L’abbé continuait de feuilleter son livre et semblait ne point prendre garde à la conversation. Mais à ces dernières paroles, soit hasard, soit intention, il regarda Marguerite. Elle rougit devant ce regard comme si elle se fût trouvée en face de sa conscience.

On eût dit d’ailleurs, à voir la contenance froide et indifférente de cette pauvre âme en peine, qu’elle attendait d’être seule, même pour penser sincèrement. Tandis que son mari préparait la table de jeu, elle reprit l’étui qu’elle avait d’abord posé négligemment sur sa corbeille à laine, et le contempla d’un œil devenu attentif ; il se trouva, en effet, que les ciselures en étaient jolies ; elle les fit miroiter à la lumière, puis machinalement elle l’ouvrit. Par bonheur personne ne la voyait en ce moment, car elle devint très-pâle, le referma vite et le mit dans sa poche… Il lui avait semblé voir au fond de l’étui un billet roulé…

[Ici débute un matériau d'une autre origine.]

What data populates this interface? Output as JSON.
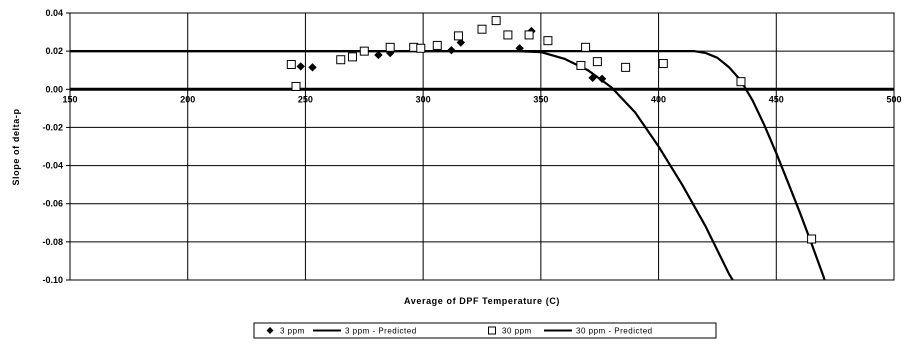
{
  "chart_data": {
    "type": "scatter",
    "title": "",
    "xlabel": "Average of DPF Temperature (C)",
    "ylabel": "Slope of delta-p",
    "xlim": [
      150,
      500
    ],
    "ylim": [
      -0.1,
      0.04
    ],
    "x_ticks": [
      "150",
      "200",
      "250",
      "300",
      "350",
      "400",
      "450",
      "500"
    ],
    "y_ticks": [
      "0.04",
      "0.02",
      "0.00",
      "-0.02",
      "-0.04",
      "-0.06",
      "-0.08",
      "-0.10"
    ],
    "grid": true,
    "legend_position": "bottom",
    "series": [
      {
        "name": "3 ppm",
        "kind": "markers",
        "marker": "diamond",
        "color": "#000000",
        "points": [
          [
            248,
            0.012
          ],
          [
            253,
            0.0115
          ],
          [
            281,
            0.018
          ],
          [
            286,
            0.019
          ],
          [
            312,
            0.0205
          ],
          [
            316,
            0.0245
          ],
          [
            341,
            0.0215
          ],
          [
            346,
            0.0305
          ],
          [
            372,
            0.006
          ],
          [
            376,
            0.0055
          ]
        ]
      },
      {
        "name": "3 ppm - Predicted",
        "kind": "line",
        "color": "#000000",
        "points": [
          [
            150,
            0.02
          ],
          [
            340,
            0.02
          ],
          [
            350,
            0.0195
          ],
          [
            360,
            0.016
          ],
          [
            370,
            0.01
          ],
          [
            380,
            0.001
          ],
          [
            390,
            -0.012
          ],
          [
            400,
            -0.03
          ],
          [
            410,
            -0.05
          ],
          [
            420,
            -0.072
          ],
          [
            430,
            -0.097
          ],
          [
            431.5,
            -0.1
          ]
        ]
      },
      {
        "name": "30 ppm",
        "kind": "markers",
        "marker": "square",
        "color": "#000000",
        "points": [
          [
            244,
            0.013
          ],
          [
            246,
            0.0015
          ],
          [
            265,
            0.0155
          ],
          [
            270,
            0.017
          ],
          [
            275,
            0.02
          ],
          [
            286,
            0.022
          ],
          [
            296,
            0.022
          ],
          [
            299,
            0.0215
          ],
          [
            306,
            0.023
          ],
          [
            315,
            0.028
          ],
          [
            325,
            0.0315
          ],
          [
            331,
            0.036
          ],
          [
            336,
            0.0285
          ],
          [
            345,
            0.0285
          ],
          [
            353,
            0.0255
          ],
          [
            367,
            0.0125
          ],
          [
            369,
            0.022
          ],
          [
            374,
            0.0145
          ],
          [
            386,
            0.0115
          ],
          [
            402,
            0.0135
          ],
          [
            435,
            0.004
          ],
          [
            465,
            -0.0785
          ]
        ]
      },
      {
        "name": "30 ppm - Predicted",
        "kind": "line",
        "color": "#000000",
        "points": [
          [
            150,
            0.02
          ],
          [
            415,
            0.02
          ],
          [
            420,
            0.019
          ],
          [
            425,
            0.0165
          ],
          [
            430,
            0.0115
          ],
          [
            435,
            0.0045
          ],
          [
            440,
            -0.006
          ],
          [
            445,
            -0.019
          ],
          [
            450,
            -0.0335
          ],
          [
            455,
            -0.049
          ],
          [
            460,
            -0.0645
          ],
          [
            465,
            -0.081
          ],
          [
            470,
            -0.098
          ],
          [
            470.5,
            -0.1
          ]
        ]
      }
    ]
  }
}
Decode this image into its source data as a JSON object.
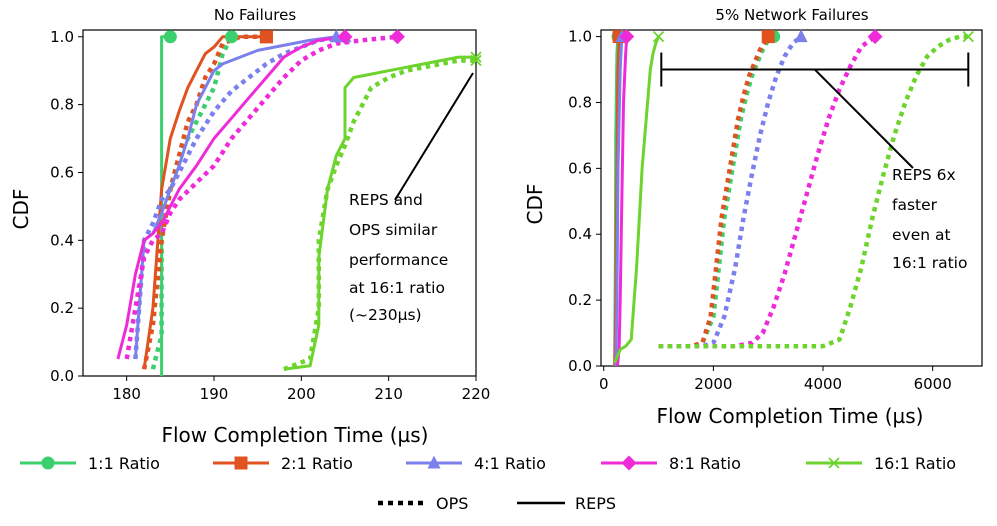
{
  "chart_data": [
    {
      "type": "line",
      "title": "No Failures",
      "xlabel": "Flow Completion Time (µs)",
      "ylabel": "CDF",
      "xlim": [
        175,
        220
      ],
      "ylim": [
        0,
        1.02
      ],
      "xticks": [
        180,
        190,
        200,
        210,
        220
      ],
      "yticks": [
        0.0,
        0.2,
        0.4,
        0.6,
        0.8,
        1.0
      ],
      "series": [
        {
          "key": "r1",
          "name": "1:1 Ratio",
          "variant": "REPS",
          "x": [
            184,
            184,
            184,
            184,
            184,
            185
          ],
          "y": [
            0.0,
            0.5,
            0.9,
            0.99,
            1.0,
            1.0
          ]
        },
        {
          "key": "r1",
          "name": "1:1 Ratio",
          "variant": "OPS",
          "x": [
            183,
            184,
            184,
            185,
            186,
            188,
            190,
            191,
            192
          ],
          "y": [
            0.02,
            0.12,
            0.45,
            0.55,
            0.65,
            0.75,
            0.85,
            0.95,
            1.0
          ]
        },
        {
          "key": "r2",
          "name": "2:1 Ratio",
          "variant": "REPS",
          "x": [
            182,
            183,
            184,
            185,
            186,
            187,
            188,
            189,
            190,
            191,
            192,
            193,
            194,
            196
          ],
          "y": [
            0.02,
            0.2,
            0.55,
            0.7,
            0.78,
            0.85,
            0.9,
            0.95,
            0.97,
            1.0,
            1.0,
            1.0,
            1.0,
            1.0
          ]
        },
        {
          "key": "r2",
          "name": "2:1 Ratio",
          "variant": "OPS",
          "x": [
            182,
            183,
            184,
            185,
            186,
            187,
            188,
            189,
            190,
            191,
            193,
            196
          ],
          "y": [
            0.02,
            0.15,
            0.4,
            0.55,
            0.65,
            0.75,
            0.8,
            0.88,
            0.92,
            0.98,
            1.0,
            1.0
          ]
        },
        {
          "key": "r4",
          "name": "4:1 Ratio",
          "variant": "REPS",
          "x": [
            181,
            182,
            183,
            184,
            185,
            186,
            187,
            188,
            189,
            190,
            191,
            193,
            195,
            197,
            199,
            201,
            204
          ],
          "y": [
            0.05,
            0.4,
            0.42,
            0.48,
            0.55,
            0.62,
            0.7,
            0.8,
            0.85,
            0.9,
            0.92,
            0.94,
            0.96,
            0.97,
            0.98,
            0.99,
            1.0
          ]
        },
        {
          "key": "r4",
          "name": "4:1 Ratio",
          "variant": "OPS",
          "x": [
            181,
            182,
            183,
            184,
            185,
            186,
            187,
            188,
            190,
            192,
            194,
            196,
            198,
            200,
            202,
            205
          ],
          "y": [
            0.05,
            0.4,
            0.45,
            0.52,
            0.55,
            0.6,
            0.65,
            0.7,
            0.78,
            0.84,
            0.88,
            0.92,
            0.95,
            0.97,
            0.99,
            1.0
          ]
        },
        {
          "key": "r8",
          "name": "8:1 Ratio",
          "variant": "REPS",
          "x": [
            179,
            180,
            181,
            182,
            183,
            184,
            185,
            186,
            188,
            190,
            192,
            194,
            196,
            198,
            200,
            202,
            205
          ],
          "y": [
            0.05,
            0.15,
            0.3,
            0.4,
            0.42,
            0.45,
            0.5,
            0.55,
            0.62,
            0.7,
            0.76,
            0.82,
            0.88,
            0.94,
            0.97,
            0.99,
            1.0
          ]
        },
        {
          "key": "r8",
          "name": "8:1 Ratio",
          "variant": "OPS",
          "x": [
            180,
            181,
            182,
            183,
            184,
            185,
            186,
            188,
            190,
            192,
            194,
            196,
            198,
            200,
            202,
            204,
            207,
            211
          ],
          "y": [
            0.05,
            0.2,
            0.35,
            0.4,
            0.42,
            0.48,
            0.52,
            0.57,
            0.62,
            0.7,
            0.76,
            0.82,
            0.88,
            0.93,
            0.96,
            0.98,
            0.99,
            1.0
          ]
        },
        {
          "key": "r16",
          "name": "16:1 Ratio",
          "variant": "REPS",
          "x": [
            198,
            201,
            202,
            202,
            203,
            204,
            205,
            205,
            206,
            208,
            210,
            212,
            214,
            216,
            218,
            220
          ],
          "y": [
            0.02,
            0.03,
            0.15,
            0.35,
            0.55,
            0.65,
            0.7,
            0.85,
            0.88,
            0.89,
            0.9,
            0.91,
            0.92,
            0.93,
            0.94,
            0.94
          ]
        },
        {
          "key": "r16",
          "name": "16:1 Ratio",
          "variant": "OPS",
          "x": [
            198,
            201,
            202,
            202,
            203,
            204,
            205,
            206,
            207,
            208,
            210,
            212,
            214,
            216,
            218,
            220
          ],
          "y": [
            0.02,
            0.05,
            0.2,
            0.4,
            0.55,
            0.62,
            0.68,
            0.75,
            0.8,
            0.85,
            0.88,
            0.9,
            0.91,
            0.92,
            0.93,
            0.93
          ]
        }
      ],
      "annotations": [
        {
          "text": "REPS and OPS similar performance at 16:1 ratio (~230µs)"
        }
      ]
    },
    {
      "type": "line",
      "title": "5% Network Failures",
      "xlabel": "Flow Completion Time (µs)",
      "ylabel": "CDF",
      "xlim": [
        -50,
        6900
      ],
      "ylim": [
        0,
        1.02
      ],
      "xticks": [
        0,
        2000,
        4000,
        6000
      ],
      "yticks": [
        0.0,
        0.2,
        0.4,
        0.6,
        0.8,
        1.0
      ],
      "series": [
        {
          "key": "r1",
          "name": "1:1 Ratio",
          "variant": "REPS",
          "x": [
            200,
            210,
            220,
            240,
            260
          ],
          "y": [
            0.0,
            0.3,
            0.7,
            0.95,
            1.0
          ]
        },
        {
          "key": "r1",
          "name": "1:1 Ratio",
          "variant": "OPS",
          "x": [
            1000,
            1600,
            1800,
            2000,
            2100,
            2200,
            2300,
            2400,
            2500,
            2600,
            2700,
            2800,
            2900,
            3000,
            3100
          ],
          "y": [
            0.06,
            0.06,
            0.07,
            0.15,
            0.3,
            0.45,
            0.55,
            0.65,
            0.75,
            0.82,
            0.88,
            0.92,
            0.96,
            0.99,
            1.0
          ]
        },
        {
          "key": "r2",
          "name": "2:1 Ratio",
          "variant": "REPS",
          "x": [
            200,
            220,
            240,
            260,
            280
          ],
          "y": [
            0.0,
            0.2,
            0.6,
            0.9,
            1.0
          ]
        },
        {
          "key": "r2",
          "name": "2:1 Ratio",
          "variant": "OPS",
          "x": [
            1000,
            1600,
            1800,
            1950,
            2050,
            2150,
            2250,
            2350,
            2450,
            2550,
            2650,
            2750,
            2850,
            3000
          ],
          "y": [
            0.06,
            0.06,
            0.07,
            0.15,
            0.3,
            0.45,
            0.55,
            0.65,
            0.75,
            0.82,
            0.88,
            0.92,
            0.96,
            1.0
          ]
        },
        {
          "key": "r4",
          "name": "4:1 Ratio",
          "variant": "REPS",
          "x": [
            220,
            240,
            260,
            300,
            330
          ],
          "y": [
            0.0,
            0.2,
            0.6,
            0.9,
            1.0
          ]
        },
        {
          "key": "r4",
          "name": "4:1 Ratio",
          "variant": "OPS",
          "x": [
            1000,
            1800,
            2000,
            2200,
            2400,
            2550,
            2700,
            2850,
            3000,
            3150,
            3300,
            3450,
            3600
          ],
          "y": [
            0.06,
            0.06,
            0.07,
            0.15,
            0.3,
            0.45,
            0.58,
            0.7,
            0.8,
            0.88,
            0.94,
            0.98,
            1.0
          ]
        },
        {
          "key": "r8",
          "name": "8:1 Ratio",
          "variant": "REPS",
          "x": [
            250,
            280,
            300,
            330,
            360,
            400,
            420
          ],
          "y": [
            0.0,
            0.05,
            0.2,
            0.5,
            0.8,
            0.95,
            1.0
          ]
        },
        {
          "key": "r8",
          "name": "8:1 Ratio",
          "variant": "OPS",
          "x": [
            1000,
            2400,
            2700,
            2900,
            3100,
            3300,
            3500,
            3700,
            3900,
            4100,
            4300,
            4500,
            4700,
            4950
          ],
          "y": [
            0.06,
            0.06,
            0.07,
            0.1,
            0.18,
            0.28,
            0.4,
            0.52,
            0.64,
            0.75,
            0.84,
            0.91,
            0.97,
            1.0
          ]
        },
        {
          "key": "r16",
          "name": "16:1 Ratio",
          "variant": "REPS",
          "x": [
            200,
            300,
            400,
            500,
            600,
            700,
            800,
            850,
            900,
            950,
            1000
          ],
          "y": [
            0.01,
            0.05,
            0.06,
            0.08,
            0.3,
            0.6,
            0.8,
            0.9,
            0.95,
            0.98,
            1.0
          ]
        },
        {
          "key": "r16",
          "name": "16:1 Ratio",
          "variant": "OPS",
          "x": [
            1000,
            2000,
            3000,
            4000,
            4300,
            4500,
            4700,
            4900,
            5100,
            5300,
            5500,
            5700,
            5900,
            6100,
            6300,
            6500,
            6650
          ],
          "y": [
            0.06,
            0.06,
            0.06,
            0.06,
            0.08,
            0.18,
            0.3,
            0.45,
            0.58,
            0.7,
            0.8,
            0.88,
            0.94,
            0.97,
            0.99,
            1.0,
            1.0
          ]
        }
      ],
      "bracket": {
        "x0": 1050,
        "x1": 6650,
        "y": 0.9
      },
      "annotations": [
        {
          "text": "REPS 6x faster even at 16:1 ratio"
        }
      ]
    }
  ],
  "legend": {
    "ratios": [
      {
        "key": "r1",
        "label": "1:1 Ratio",
        "marker": "circle"
      },
      {
        "key": "r2",
        "label": "2:1 Ratio",
        "marker": "square"
      },
      {
        "key": "r4",
        "label": "4:1 Ratio",
        "marker": "triangle"
      },
      {
        "key": "r8",
        "label": "8:1 Ratio",
        "marker": "diamond"
      },
      {
        "key": "r16",
        "label": "16:1 Ratio",
        "marker": "x"
      }
    ],
    "styles": [
      {
        "label": "OPS",
        "dash": "dotted"
      },
      {
        "label": "REPS",
        "dash": "solid"
      }
    ]
  },
  "colors": {
    "r1": "#3ccf6e",
    "r2": "#e0521f",
    "r4": "#7b80ec",
    "r8": "#ef2bd9",
    "r16": "#6cd42c",
    "axis": "#000000"
  }
}
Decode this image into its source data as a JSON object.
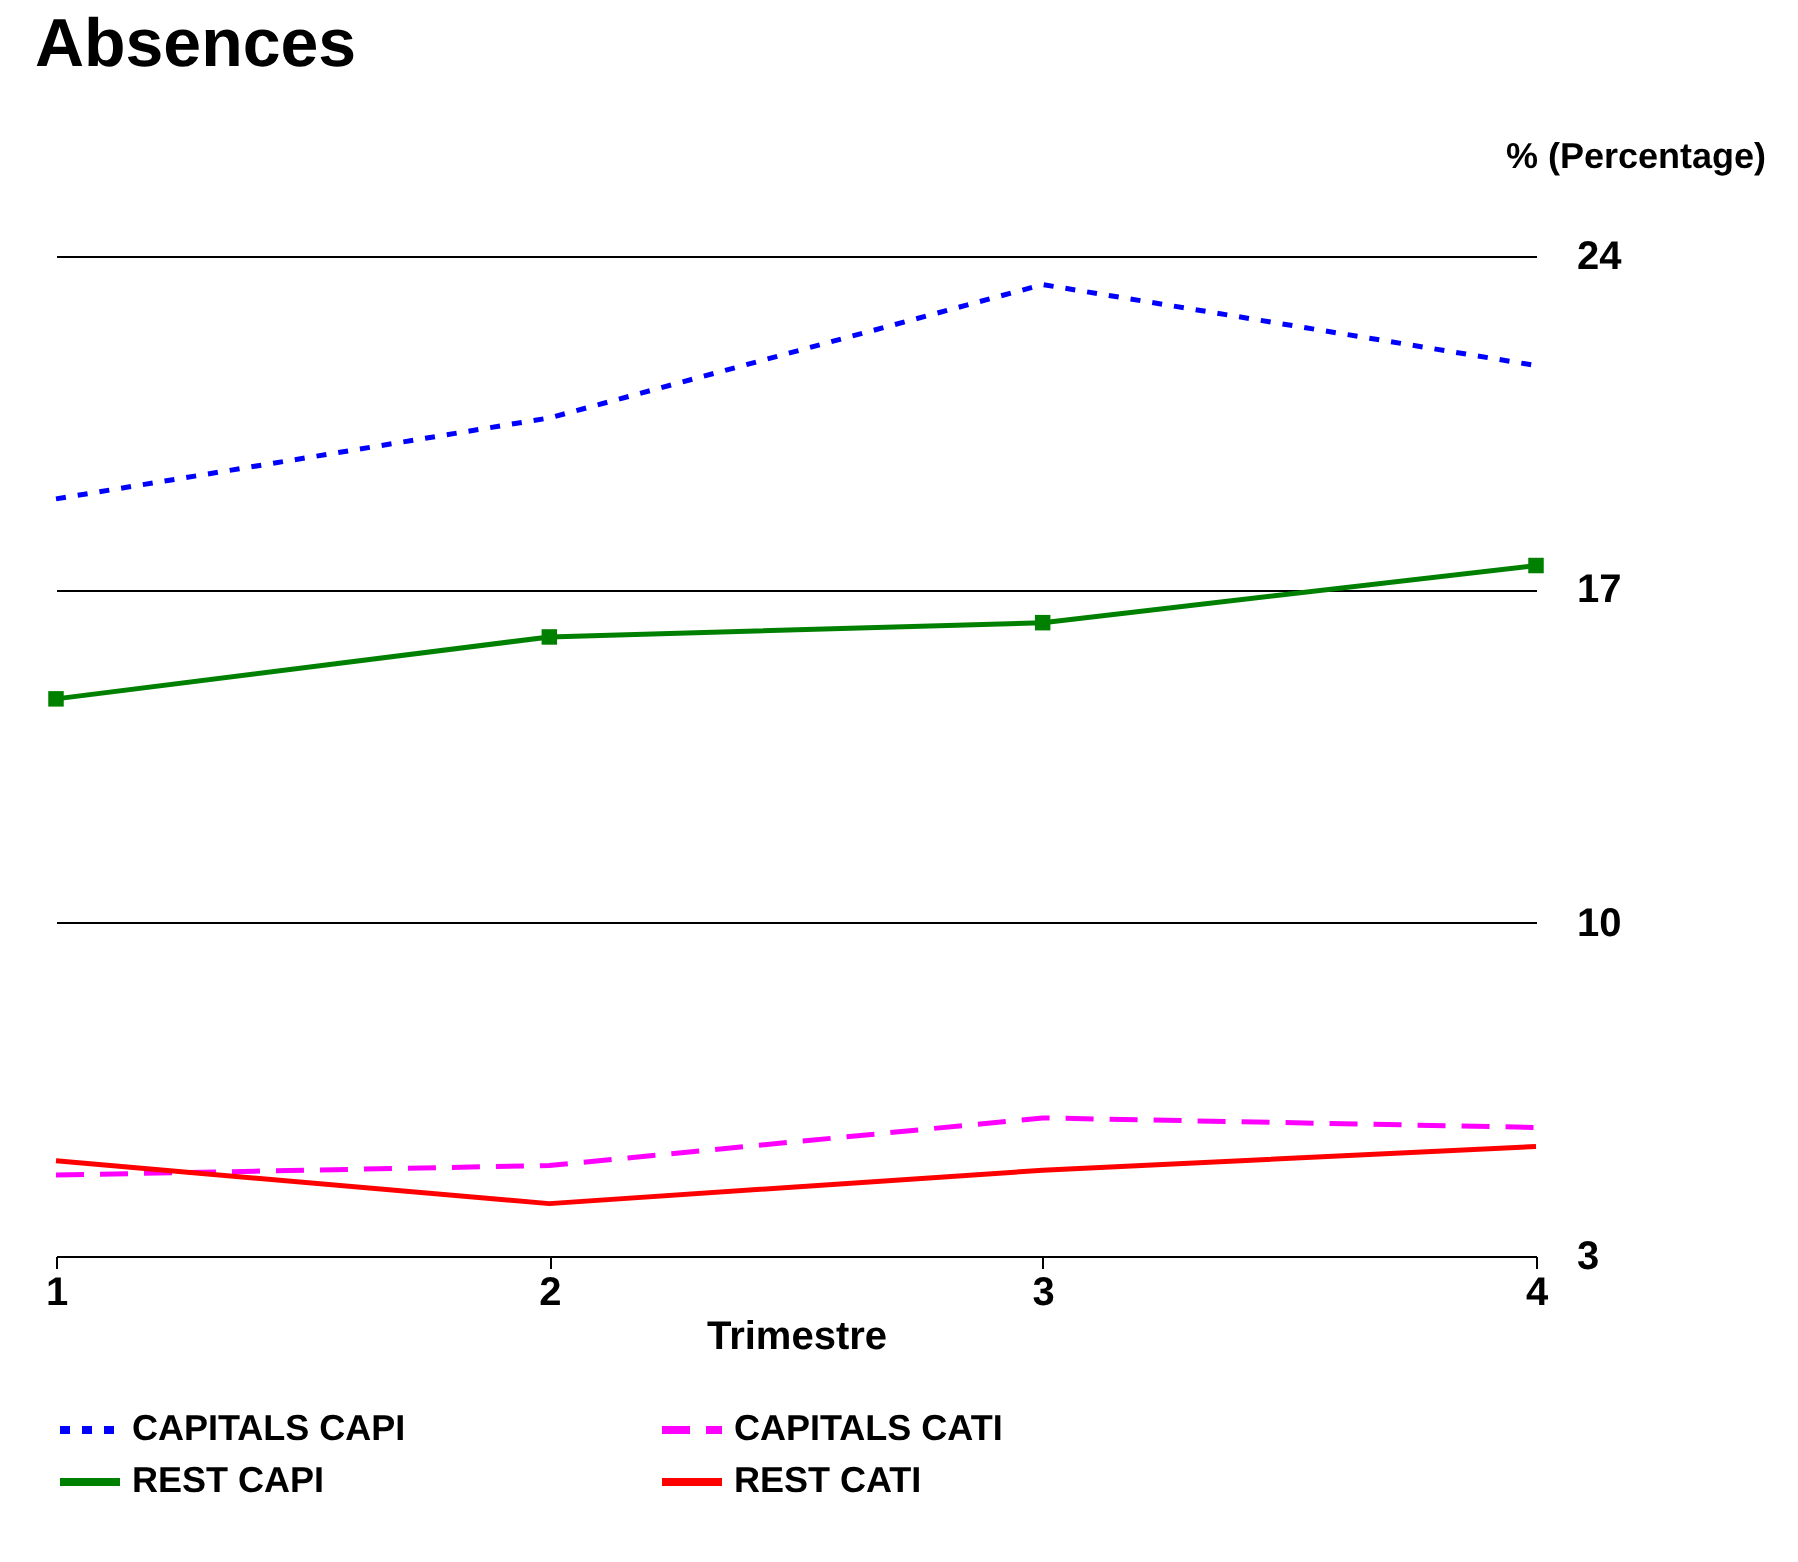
{
  "chart_data": {
    "type": "line",
    "title": "Absences",
    "xlabel": "Trimestre",
    "ylabel": "% (Percentage)",
    "x": [
      1,
      2,
      3,
      4
    ],
    "xlim": [
      1,
      4
    ],
    "xticks": [
      1,
      2,
      3,
      4
    ],
    "ylim": [
      3,
      24
    ],
    "yticks": [
      3,
      10,
      17,
      24
    ],
    "grid": "y",
    "legend": "bottom",
    "series": [
      {
        "name": "CAPITALS CAPI",
        "color": "#0000ff",
        "line_style": "dotted",
        "values": [
          18.9,
          20.6,
          23.4,
          21.7
        ]
      },
      {
        "name": "CAPITALS CATI",
        "color": "#ff00ff",
        "line_style": "dashed",
        "values": [
          4.7,
          4.9,
          5.9,
          5.7
        ]
      },
      {
        "name": "REST CAPI",
        "color": "#008000",
        "line_style": "solid",
        "marker": "square",
        "values": [
          14.7,
          16.0,
          16.3,
          17.5
        ]
      },
      {
        "name": "REST CATI",
        "color": "#ff0000",
        "line_style": "solid",
        "values": [
          5.0,
          4.1,
          4.8,
          5.3
        ]
      }
    ]
  }
}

Tout le temps que dura la partie de whist, Marguerite fut d’une distraction impossible à dissimuler. Elle se disait en vain : « C’est un morceau de papier Joseph placé par le marchand pour conserver le brillant de l’or ; ce ne peut pas être autre chose… » Elle ne parvenait point à dominer les trépidations d’impatience qui la secouaient, ni à empêcher ses yeux de se tourner à chaque instant vers la pendule pour regarder marcher les aiguilles.

Enfin, elle sonna l’heure de la retraite !… Que le curé fut long à faire ses adieux ! à mettre son manteau, à allumer sa lanterne ! que mademoiselle de Mauguet fit durer de temps le souper et la prière du soir ! que de détails oiseux, de paroles importunes, avant que Marguerite ait pu glisser dans sa gâche ce précieux verrou qui la défendait de toute surprise, la protégeait contre toute incursion, comme un droit d’asile, et séparait, pour elle, la terre de servitude de celle de la liberté !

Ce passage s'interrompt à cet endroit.